Now, Kayla Montgomery claims her husband beat the girl to death on Dec. 7, 2019. The incident allegedly was precipitated by Harmony having a “bathroom accident” while the family of five was in the Chrysler Sebring they called home following a recent eviction. The exact location was the parking lot of a Burger King, the state claims.
The defense, however, claims Harmony died several days prior. Adam Montgomery “stood by” his wife after he returned home from work one night. On that evening, both the husband and wife “discovered Harmony’s cold, lifeless body” behind the apartment complex where they had been parking their car since being kicked out of their house.
“Kayla made Adam feel responsible,” Brooks said. “She claimed not to know what happened. It was Adam’s fault for everything they were going through. It was not her fault, she insisted. She thought all the kids were asleep. He had to protect her. He had to protect their children. If anyone found out, their children would be taken.”
The pair then agreed to cover up the girl’s death, the defense attorney argued, but did not know what to do, “So they put the decision off.”
The prosecution relayed the order of events that followed as Harmony’s body was, over the course of several months, dismembered and disposed of, in a particularly graphic fashion, during the state’s opening statement earlier on Thursday morning.
GRAPHIC: “From there she went to the dead girl in the duffel bag and after that she went to the dead girl rotting in the ceiling…” #HarmonyMontgomery #AdamMontgomery
— Cathy Russon (@cathyrusson) February 8, 2024
Timeline: #HarmonyMontgomery #AdamMontgomery pic.twitter.com/OPy0OHMKRS
— Cathy Russon (@cathyrusson) February 8, 2024
Eventually, Kayla Montgomery was thrown in jail for a minor charge related to Harmony’s disappearance and the ensuing investigation.

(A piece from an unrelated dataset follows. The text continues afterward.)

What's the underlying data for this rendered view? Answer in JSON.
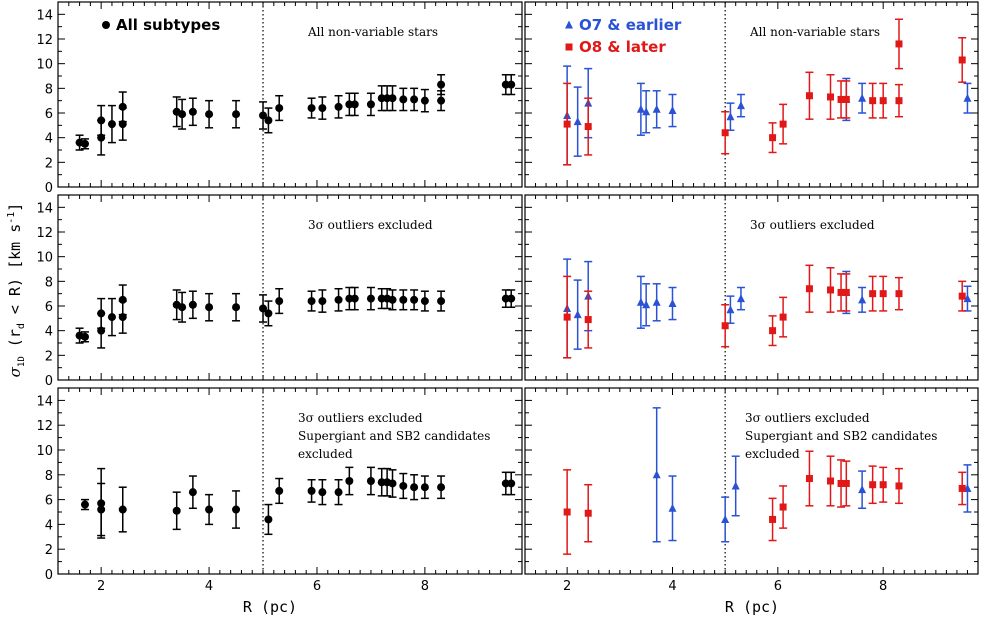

In January 2022, Kayla Montgomery was arrested “pursuant to an arrest warrant for one charge of Welfare Fraud, a class A felony.” She stands accused of unlawfully obtaining $1,500 in food stamp benefits through a period spanning December 2019 and June 2021 “by failing to remove Harmony Montgomery from [her] family account” with the agency that provides public assistance and by “continuing to collect food stamp benefits for Harmony, despite the fact that Harmony was no longer living with Kayla and Kayla’s husband, Adam Montgomery.” A formal indictment on those theft-related charges soon followed.
The defense framed this development as pivotal.
“She knew that the police thought she had information about what happened to Harmony,” Brooks told the jury. “And she knew that the walls were closing in. Kayla also knew that pointing the finger at Adam was worth something.”
The state, in their opening, sought to paint a picture of Kayla Montgomery as a cowed wife who was beaten and terrorized into lying by her husband — fearful of losing her own life after being the sole adult witness to Harmony’s brutal death.
The defense attorney spent several minutes poring over a note purportedly written by Kayla Montgomery and recovered from her jail cell in an effort to dispel those notions raised by the state.
“She writes of her willingness to, quote, ‘betray Adam,’ not to finally be free of Adam, not to finally be safe from him, not to tell the truth,” Brooks said. “To betray. Meaning: stab him in the back. But she also wrote of her longing to be alone with him — one more time. To kiss. To make love if she could. She didn’t write of fearing to be alone with him. She did not write of any fear that Adam would hurt or kill her for her betrayal. In her fairy tale musings, Adam would understand and protect her until the end. Their children needed their mother.”
All this and more suggests, the defense claims, and as Brooks cited in several pieces of additional evidence that will be discussed throughout the trial, that Kayla Montgomery is not a credible witness.
“Is the witness pulling from a well of true memory?” the defense attorney posed the questions he will seek to remind jurors of as the state’s most important witness testifies. “Or just making it up?”